How to Sleep with Eczema
Falling asleep while battling itchy skin needs thought and some clever problem-solving.
When you have atopic dermatitis, getting those hours of rest are even more essential, but the skin’s signals of irritation may be getting in your way.
Sleep is the oldest beauty secret known to humankind. But when you can’t sleep because your skin is acting up, one of your body’s primary restorative functions is disrupted. This bad spiral can lead to frustration and stress, which also contribute negatively to your skin.
3 ways eczema (atopic dermatitis) may affect your sleep:
- You feel itchier. At night, there is more trans-epidermal water loss. You may also ‘sleep hot.’ As your body temperature increases, itchiness can occur. 2-3 hours after falling asleep, your cortisol levels can spike, and this may set off an inflammatory reaction.
- You are unable to fall asleep. You’re just too darn itchy to get into a snooze.
- There is a change to your preferred sleeping position. Side sleeper? Back sleeper? When the eczema flare-ups occur on the part of your body you need to lie on in order to drift off, the bodily discomfort of staying prone in a position that doesn’t work, can keep you up for hours.
The sleepless nights can drive any person crazy. But it may be possible to improve your quality of sleep with eczema through lifestyle adjustments.
Check your sheets.
Sheets made of natural fibres such as bamboo, linen or cotton can be more breathable and sweat-wicking. This allows the air to cool down and prevents sweat from gathering within the layers. It helps prevent overheating of the body during nighttime.
Change your detergent.
Many detergents can linger on the sheets and thus incite itching all over the body. People without eczema can also experience this! Look for detergents that are designed for sensitive skin. Fabric softeners can also leave a fragrant residue that can set off sensitive skin. When in doubt for what to buy, try the baby aisle. Many products designed to be safe for babies will also be mild enough for you.
Cool the room.
Using a fan, cool gel packs, or leaving a window open (as long as it’s not noisy) can help. Heat and sweat both trigger eczema, and by keeping a breeze in the room, you can manage your body’s temperature elevation.

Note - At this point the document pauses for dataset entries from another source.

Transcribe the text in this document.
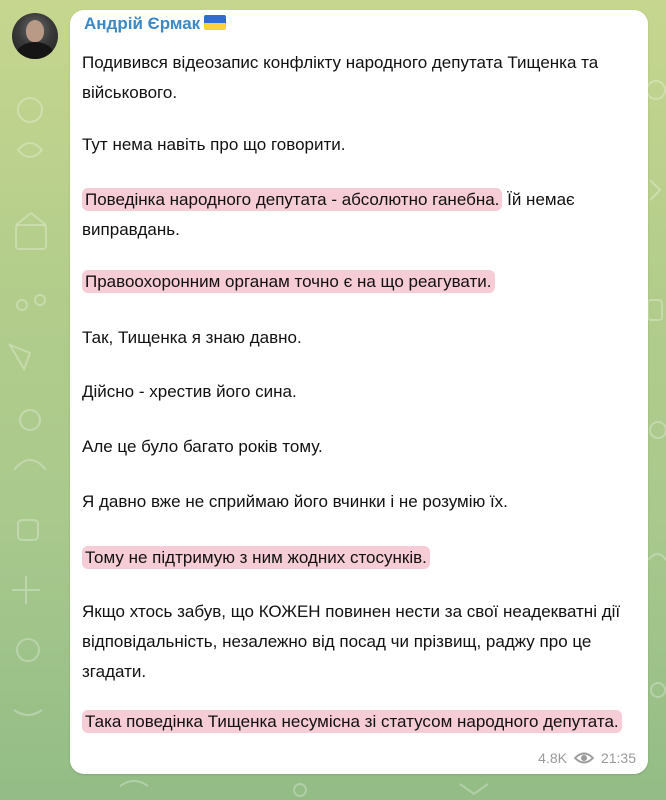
Андрій Єрмак

Подивився відеозапис конфлікту народного депутата Тищенка та військового.

Тут нема навіть про що говорити.

Поведінка народного депутата - абсолютно ганебна. Їй немає виправдань.

Правоохоронним органам точно є на що реагувати.

Так, Тищенка я знаю давно.

Дійсно - хрестив його сина.

Але це було багато років тому.

Я давно вже не сприймаю його вчинки і не розумію їх.

Тому не підтримую з ним жодних стосунків.

Якщо хтось забув, що КОЖЕН повинен нести за свої неадекватні дії відповідальність, незалежно від посад чи прізвищ, раджу про це згадати.

Така поведінка Тищенка несумісна зі статусом народного депутата.

4.8K 21:35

Shower and moisturize before bed.
Avoid extremely hot showers. Bathe in lukewarm water and with gentle natural soaps (free of sebum stripping ingredients like Sodium Lauryl Sulfate). Then, moisturize your body after bathing with a body oil or salve. Do it within 3 minutes, while the air in the bathroom is still humid.
Focus on the problem
Are you having trouble falling asleep or are you being woken up? The goal is to reduce disruptions in your sleep. Doing a walkthrough of your bedroom can identify small triggers that are contributing to your restlessness, such as a blinking phone charger light or blinds that aren’t dark enough. Are you struggling to sleep after being woken up by itching? Have a cooling gel pack always on the ready to cool down inflamed skin. Sometimes, only you know what works, and close observation may yield insights.
Get a habit going
When your work or lifestyle is irregular, sleeping is even harder. The body’s circadian rhythm needs regularity to function well. Go to bed and wake up at around the same time each day—even on weekends! Avoid exposure to blue light via electronics a few hours before bed, and maybe stay away from caffeine after midday.